Er war 61 Jahre lang mit der Autorin Janina Bauman (gestorben 2009) verheiratet. Seit ihrem Tod lebte er mit Aleksandra Jasińska-Kania, der Tochter des ehemaligen polnischen stalinistischen Parteichefs Bolesław Bierut, zusammen.
Aufgrund politischer Ereignisse musste Bauman zweimal in seinem Leben auswandern bzw. flüchten. Vor den Nazis ist er zusammen mit seiner Familie 1939 in die Sowjetunion geflohen und kämpfte als polnischer Soldat gegen die Wehrmacht. Bauman hat tiefgreifende Erfahrungen mit Krieg, Nationalsozialismus, Stalinismus und Demokratie durchlebt, die er in seinen Theorien vor dem Hintergrund aktueller Transformationsprozesse thematisiert. Totalität, Überwachung, Herrschaft, Ausgrenzung und Anpassung sind immer wiederkehrende Themenmotive in seinen Werken.
Weltweit bekannt auch über die Grenzen seines Fachs hinaus wurde er seit Ende der 1980er Jahre vor allem mit Studien über den Zusammenhang zwischen der Kultur der Moderne und dem Totalitarismus, vor allem dem deutschen Nationalsozialismus und dem Holocaust. Für Bauman war der Holocaust einer von mehreren Wegen, die die europäische Aufklärung einschlagen konnte. Indem er den Holocaust zum integralen – grundsätzlich jederzeit wiederholbaren – Bestandteil der europäischen Moderne erklärte, gelang ihm gleichsam dessen „Historisierung“. In seine Arbeiten zur Entstehung des Holocaust aus der nach nationalen Kriterien geordneten Staatenwelt der Moderne flossen Thesen des Politologen Benedict Anderson ein.

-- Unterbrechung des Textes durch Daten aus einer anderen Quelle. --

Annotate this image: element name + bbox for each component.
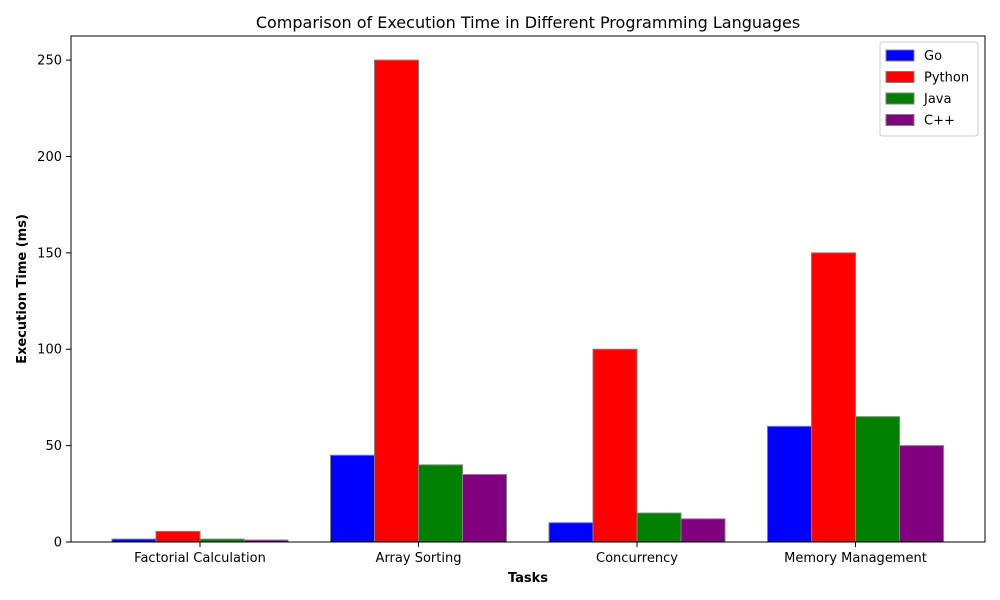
legend-swatch-2 (885, 92, 915, 105)
plot-frame (70, 35, 986, 543)
y-tick-label-0: 0 (54, 536, 62, 551)
bar-cpp-2 (680, 518, 726, 543)
plot-area: 0 50 100 150 200 250 Factorial Calculation Arra… (37, 35, 986, 566)
bar-python-3 (811, 252, 856, 543)
bar-java-3 (855, 416, 900, 543)
legend-swatch-1 (885, 71, 915, 83)
bar-java-2 (636, 512, 682, 543)
legend-label-1: Python (924, 71, 969, 86)
bar-java-1 (418, 464, 463, 543)
bar-cpp-3 (899, 445, 944, 543)
x-tick-label-1: Array Sorting (376, 551, 462, 566)
bar-python-0 (155, 530, 201, 543)
legend: Go Python Java C++ (879, 41, 979, 137)
y-axis-label: Execution Time (ms) (15, 214, 30, 364)
x-tick-label-3: Memory Management (784, 551, 927, 566)
bar-go-2 (548, 522, 594, 543)
chart-title: Comparison of Execution Time in Differen… (256, 13, 800, 32)
bar-go-1 (330, 454, 375, 543)
legend-label-2: Java (923, 92, 951, 107)
legend-swatch-3 (885, 114, 915, 126)
y-tick-label-200: 200 (37, 150, 62, 165)
legend-swatch-0 (885, 49, 915, 62)
bar-cpp-1 (462, 474, 507, 543)
y-tick-label-100: 100 (37, 343, 62, 358)
legend-label-3: C++ (924, 114, 955, 129)
x-tick-label-0: Factorial Calculation (134, 551, 266, 566)
y-tick-label-150: 150 (37, 246, 62, 261)
bar-python-2 (592, 348, 638, 543)
bar-python-1 (374, 59, 419, 543)
y-tick-label-250: 250 (37, 54, 62, 69)
y-tick-label-50: 50 (45, 439, 62, 454)
x-tick-label-2: Concurrency (596, 551, 678, 566)
x-axis-label: Tasks (508, 571, 548, 586)
legend-label-0: Go (924, 49, 942, 64)
legend-box (879, 41, 979, 137)
bar-go-3 (767, 425, 812, 543)
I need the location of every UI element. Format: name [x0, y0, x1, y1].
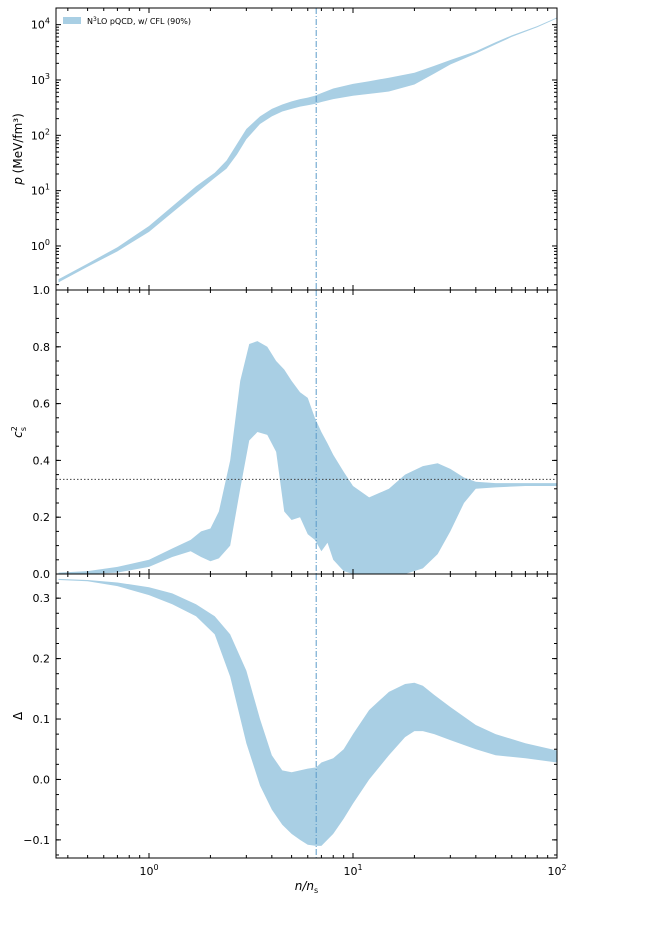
- y-tick-label: 0.3: [33, 592, 51, 605]
- y-tick-label: 0.0: [33, 568, 51, 581]
- y-tick-label: 0.6: [33, 398, 51, 411]
- legend-label: N3LO pQCD, w/ CFL (90%): [87, 16, 191, 26]
- y-tick-label: 103: [31, 72, 50, 87]
- y-tick-label: 0.8: [33, 341, 51, 354]
- y-tick-label: 1.0: [33, 284, 51, 297]
- y-tick-label: 100: [31, 238, 50, 253]
- y-tick-label: 0.0: [33, 773, 51, 786]
- legend: N3LO pQCD, w/ CFL (90%): [63, 16, 191, 26]
- x-tick-label: 102: [547, 863, 566, 878]
- band-series-0: [58, 341, 557, 574]
- x-tick-label: 100: [139, 863, 158, 878]
- y-tick-label: 0.2: [33, 511, 51, 524]
- band-series-0: [58, 17, 557, 283]
- y-tick-label: 0.1: [33, 713, 51, 726]
- delta-panel-frame: [55, 573, 558, 859]
- delta-panel: −0.1 0.0 0.1 0.2 0.3 100 101 102 Δ n/ns: [11, 573, 567, 895]
- y-tick-label: 101: [31, 183, 50, 198]
- sound-speed-axis-label: c2s: [10, 426, 28, 438]
- pressure-axis-label: p (MeV/fm³): [11, 113, 25, 186]
- delta-axis-label: Δ: [11, 711, 25, 720]
- y-tick-label: 0.4: [33, 454, 51, 467]
- sound-speed-panel: 0.0 0.2 0.4 0.6 0.8 1.0 c2s: [10, 284, 558, 581]
- y-tick-label: 0.2: [33, 653, 51, 666]
- y-tick-label: −0.1: [23, 834, 50, 847]
- sound-speed-band-layer: [58, 341, 557, 574]
- y-tick-label: 104: [31, 17, 50, 32]
- band-series-0: [58, 578, 557, 846]
- delta-ticks: −0.1 0.0 0.1 0.2 0.3 100 101 102: [23, 574, 567, 878]
- density-axis-label: n/ns: [295, 879, 318, 895]
- delta-band-layer: [58, 578, 557, 846]
- legend-swatch: [63, 17, 81, 24]
- y-tick-label: 102: [31, 127, 50, 142]
- x-tick-label: 101: [343, 863, 362, 878]
- pressure-band-layer: [58, 17, 557, 283]
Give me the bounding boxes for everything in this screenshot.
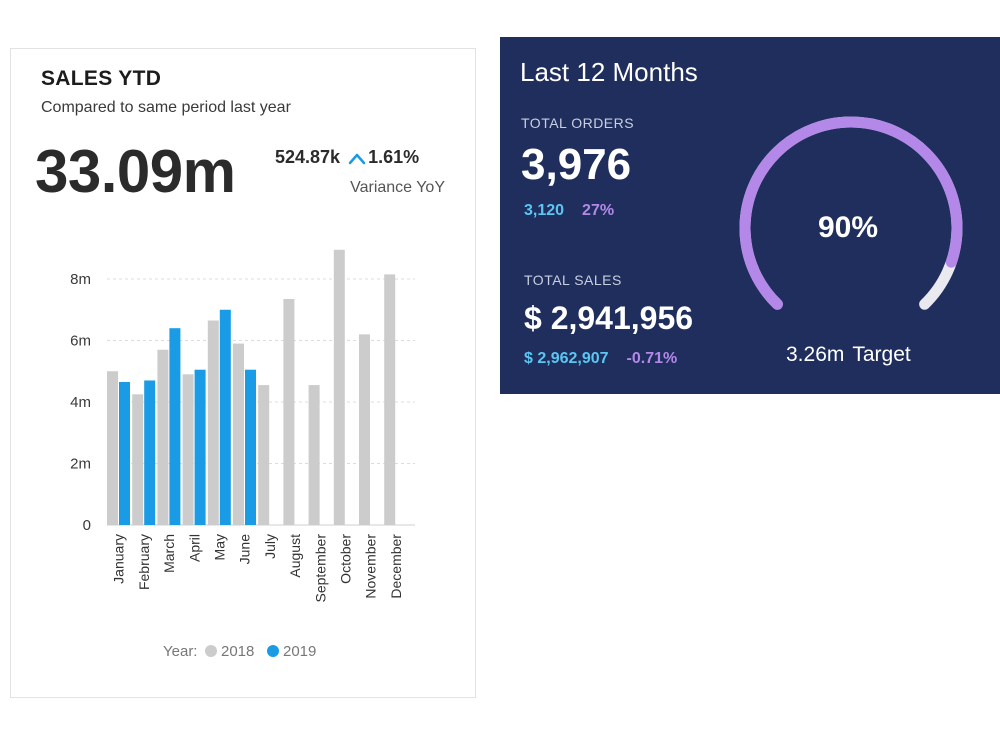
- total-orders-value: 3,976: [521, 140, 632, 189]
- bar-2018: [233, 343, 244, 525]
- bar-2019: [219, 309, 231, 525]
- chevron-up-icon: [348, 153, 366, 164]
- x-tick-label: May: [212, 534, 228, 560]
- target-value: 3.26m: [786, 343, 845, 366]
- variance-amount: 524.87k: [275, 147, 341, 167]
- target-label: Target: [852, 343, 911, 366]
- sales-ytd-title: SALES YTD: [41, 67, 162, 90]
- bar-2019: [169, 328, 181, 525]
- variance-caption: Variance YoY: [350, 179, 445, 196]
- x-tick-label: April: [186, 534, 202, 562]
- bar-2018: [359, 334, 370, 525]
- x-tick-label: June: [237, 534, 253, 565]
- bar-2018: [132, 394, 144, 525]
- bar-2019: [245, 369, 256, 525]
- x-tick-label: March: [161, 534, 177, 573]
- sales-ytd-subtitle: Compared to same period last year: [41, 99, 291, 116]
- legend-marker-2019: [267, 645, 279, 657]
- orders-change: 27%: [582, 202, 615, 219]
- orders-comparison: 3,120 27%: [524, 202, 614, 220]
- sales-change: -0.71%: [626, 350, 678, 367]
- gauge-percent: 90%: [818, 211, 879, 244]
- sales-previous: $ 2,962,907: [524, 350, 609, 367]
- bar-2018: [258, 385, 270, 525]
- legend-label-2018: 2018: [221, 643, 254, 660]
- bar-2019: [119, 382, 130, 525]
- y-tick-label: 0: [83, 517, 91, 534]
- variance-percent: 1.61%: [368, 147, 420, 167]
- x-tick-label: July: [262, 534, 278, 559]
- last-12-months-panel: Last 12 Months TOTAL ORDERS 3,976 3,120 …: [500, 37, 1000, 394]
- target-gauge: [739, 116, 963, 310]
- bar-2018: [308, 385, 320, 525]
- bar-2018: [182, 374, 194, 525]
- gauge-target: 3.26m Target: [786, 343, 911, 367]
- x-tick-label: September: [312, 534, 328, 603]
- x-tick-label: August: [287, 534, 303, 578]
- sales-ytd-total: 33.09m: [35, 138, 236, 205]
- y-tick-label: 4m: [70, 394, 91, 411]
- y-tick-label: 6m: [70, 333, 91, 350]
- total-sales-label: TOTAL SALES: [524, 272, 622, 288]
- x-tick-label: October: [338, 534, 354, 584]
- bar-2018: [157, 349, 169, 525]
- sales-bar-chart: 0 2m 4m 6m 8m January February March April May Jun…: [70, 249, 415, 660]
- x-tick-label: November: [363, 534, 379, 599]
- gauge-fill: [739, 116, 963, 310]
- bar-2018: [384, 274, 396, 525]
- x-tick-label: January: [111, 534, 127, 584]
- variance-row: 524.87k 1.61%: [275, 147, 419, 168]
- last-12-months-title: Last 12 Months: [520, 57, 698, 87]
- bar-2018: [107, 371, 118, 525]
- sales-ytd-card: SALES YTD Compared to same period last y…: [10, 48, 476, 698]
- sales-comparison: $ 2,962,907 -0.71%: [524, 350, 677, 368]
- bar-2018: [207, 320, 219, 525]
- y-tick-label: 2m: [70, 456, 91, 473]
- legend-prefix: Year:: [163, 643, 197, 660]
- bar-2018: [333, 249, 345, 525]
- orders-previous: 3,120: [524, 202, 565, 219]
- bar-2019: [144, 380, 156, 525]
- bar-2018: [283, 298, 295, 525]
- bar-2019: [194, 369, 206, 525]
- x-tick-label: December: [388, 534, 404, 599]
- y-tick-label: 8m: [70, 271, 91, 288]
- legend-label-2019: 2019: [283, 643, 316, 660]
- total-sales-value: $ 2,941,956: [524, 300, 694, 336]
- total-orders-label: TOTAL ORDERS: [521, 115, 635, 131]
- x-tick-label: February: [136, 534, 152, 590]
- legend-marker-2018: [205, 645, 217, 657]
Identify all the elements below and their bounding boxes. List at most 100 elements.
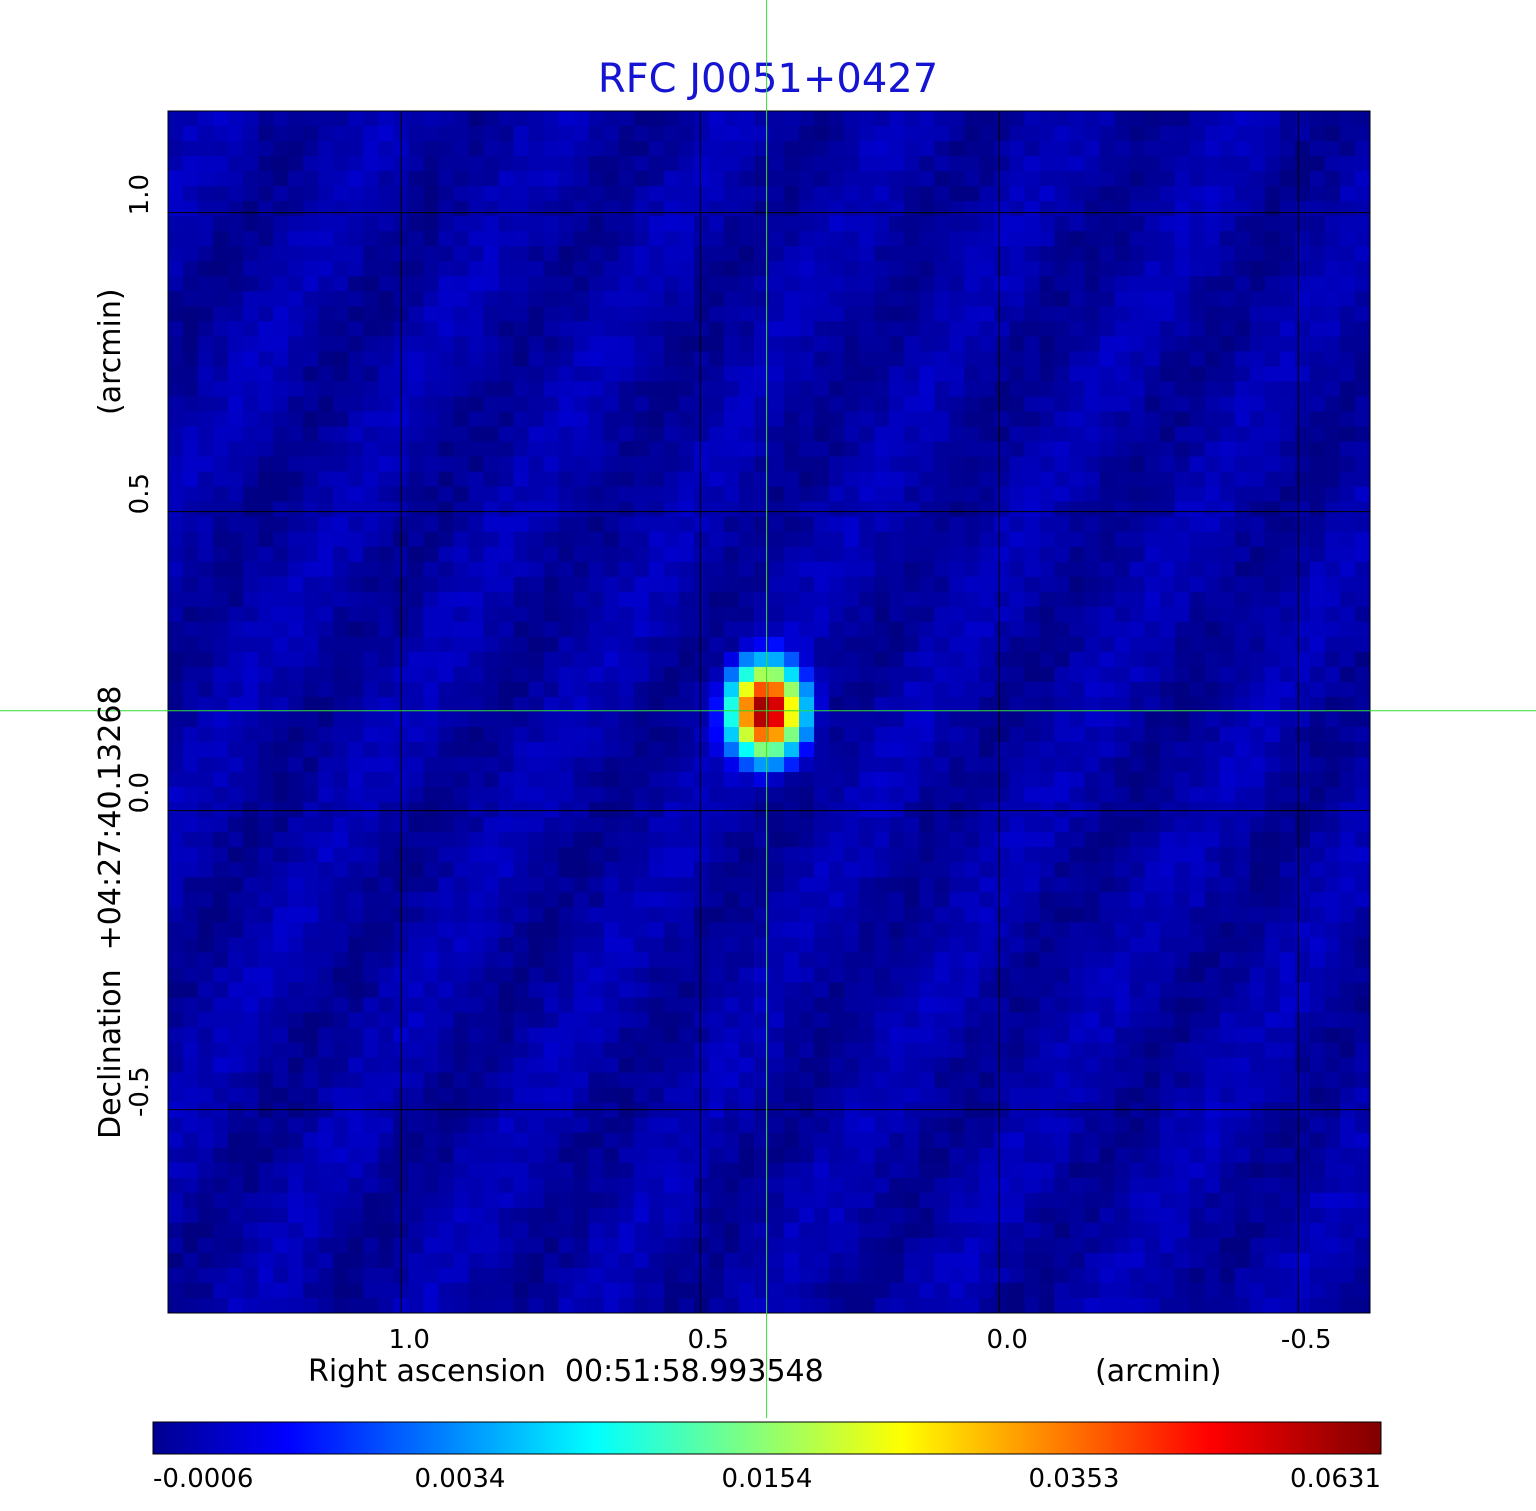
pixel-cell	[1174, 396, 1191, 413]
pixel-cell	[919, 606, 935, 623]
pixel-cell	[979, 997, 995, 1014]
pixel-cell	[1234, 141, 1251, 157]
pixel-cell	[603, 381, 620, 398]
pixel-cell	[363, 1012, 379, 1029]
pixel-cell	[408, 471, 425, 488]
pixel-cell	[288, 366, 304, 383]
pixel-cell	[1324, 576, 1341, 593]
pixel-cell	[288, 636, 304, 653]
pixel-cell	[889, 937, 905, 954]
pixel-cell	[543, 621, 560, 638]
pixel-cell	[333, 396, 349, 413]
pixel-cell	[573, 847, 590, 863]
pixel-cell	[1099, 351, 1116, 368]
pixel-cell	[799, 696, 815, 713]
pixel-cell	[1144, 426, 1161, 443]
pixel-cell	[753, 486, 770, 503]
pixel-cell	[408, 696, 425, 713]
pixel-cell	[949, 141, 965, 157]
pixel-cell	[1009, 636, 1026, 653]
pixel-cell	[1309, 426, 1326, 443]
pixel-cell	[693, 396, 710, 413]
pixel-cell	[1069, 261, 1086, 277]
pixel-cell	[1189, 952, 1206, 969]
pixel-cell	[1144, 862, 1161, 878]
pixel-cell	[528, 757, 545, 773]
pixel-cell	[919, 186, 935, 202]
pixel-cell	[243, 727, 259, 743]
pixel-cell	[588, 967, 605, 984]
pixel-cell	[919, 997, 935, 1014]
pixel-cell	[1054, 186, 1071, 202]
pixel-cell	[483, 516, 500, 533]
pixel-cell	[753, 546, 770, 563]
pixel-cell	[1279, 696, 1296, 713]
pixel-cell	[633, 126, 650, 142]
pixel-cell	[1234, 561, 1251, 578]
pixel-cell	[678, 531, 695, 548]
pixel-cell	[738, 231, 755, 247]
pixel-cell	[363, 727, 379, 743]
pixel-cell	[1159, 126, 1176, 142]
pixel-cell	[1009, 862, 1026, 878]
pixel-cell	[769, 186, 785, 202]
pixel-cell	[423, 576, 440, 593]
pixel-cell	[784, 531, 800, 548]
pixel-cell	[1354, 1027, 1370, 1044]
pixel-cell	[1159, 817, 1176, 833]
pixel-cell	[573, 321, 590, 337]
pixel-cell	[994, 787, 1011, 803]
pixel-cell	[1324, 967, 1341, 984]
pixel-cell	[513, 681, 530, 698]
pixel-cell	[213, 126, 229, 142]
pixel-cell	[1174, 907, 1191, 923]
pixel-cell	[949, 396, 965, 413]
pixel-cell	[198, 411, 214, 428]
pixel-cell	[1234, 787, 1251, 803]
pixel-cell	[1264, 1027, 1281, 1044]
pixel-cell	[1309, 757, 1326, 773]
pixel-cell	[303, 501, 319, 518]
pixel-cell	[1279, 501, 1296, 518]
pixel-cell	[1054, 727, 1071, 743]
pixel-cell	[708, 291, 725, 307]
pixel-cell	[1339, 411, 1356, 428]
pixel-cell	[1294, 967, 1311, 984]
pixel-cell	[693, 426, 710, 443]
pixel-cell	[949, 621, 965, 638]
pixel-cell	[588, 546, 605, 563]
pixel-cell	[1324, 922, 1341, 938]
pixel-cell	[1189, 111, 1206, 127]
pixel-cell	[844, 636, 860, 653]
pixel-cell	[1339, 952, 1356, 969]
pixel-cell	[678, 246, 695, 262]
pixel-cell	[799, 787, 815, 803]
pixel-cell	[288, 456, 304, 473]
pixel-cell	[889, 952, 905, 969]
pixel-cell	[994, 727, 1011, 743]
pixel-cell	[618, 366, 635, 383]
pixel-cell	[1234, 681, 1251, 698]
pixel-cell	[318, 967, 334, 984]
pixel-cell	[1249, 171, 1266, 187]
pixel-cell	[934, 276, 950, 292]
pixel-cell	[1249, 892, 1266, 908]
pixel-cell	[1039, 561, 1056, 578]
pixel-cell	[168, 1012, 184, 1029]
pixel-cell	[198, 261, 214, 277]
pixel-cell	[423, 727, 440, 743]
pixel-cell	[543, 997, 560, 1014]
pixel-cell	[964, 636, 980, 653]
pixel-cell	[273, 636, 289, 653]
pixel-cell	[844, 787, 860, 803]
pixel-cell	[769, 486, 785, 503]
pixel-cell	[994, 426, 1011, 443]
pixel-cell	[693, 576, 710, 593]
pixel-cell	[1069, 877, 1086, 893]
pixel-cell	[904, 426, 920, 443]
pixel-cell	[483, 787, 500, 803]
pixel-cell	[183, 787, 199, 803]
pixel-cell	[618, 862, 635, 878]
pixel-cell	[243, 291, 259, 307]
pixel-cell	[648, 997, 665, 1014]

Während Bauman in den 1990er-Jahren zahlreiche Arbeiten zum Diskurs der Postmoderne vorlegte, befasste er sich zuletzt vor allem mit der neuartigen Kontingenz, die die Lebensverhältnisse der „liquiden“, also „verflüssigten“ Moderne kennzeichnet. Zur Betonung des „flüssigen“ Zustandes der Gegenwart charakterisiert Bauman den Unterschied zwischen der „schweren“ Moderne und der „leichten“ Postmoderne, exemplarisch am Phänomen der Macht. In Anlehnung an den Entwurf des Panopticon als Schlüsselmetapher moderner Machtverhältnisse von Michel Foucault bezeichnet Bauman den heutigen Zustand der Macht als „post-panoptisch“. Dabei greift er Gedanken von Richard Sennett auf. Macht bewegt sich für Bauman in der Postmoderne mit der Geschwindigkeit elektronischer Signale, ist also schwer greifbar, exterritorial und physisch unabhängig. Sie rinnt im Sinne von Bauman durch Raum und Zeit, aber vor allem hält sie sich nicht an die nationalen Grenzen, die einst in der Moderne durch Kriege, Grenzkontrollen und von Machtblöcken streng verteidigt wurden.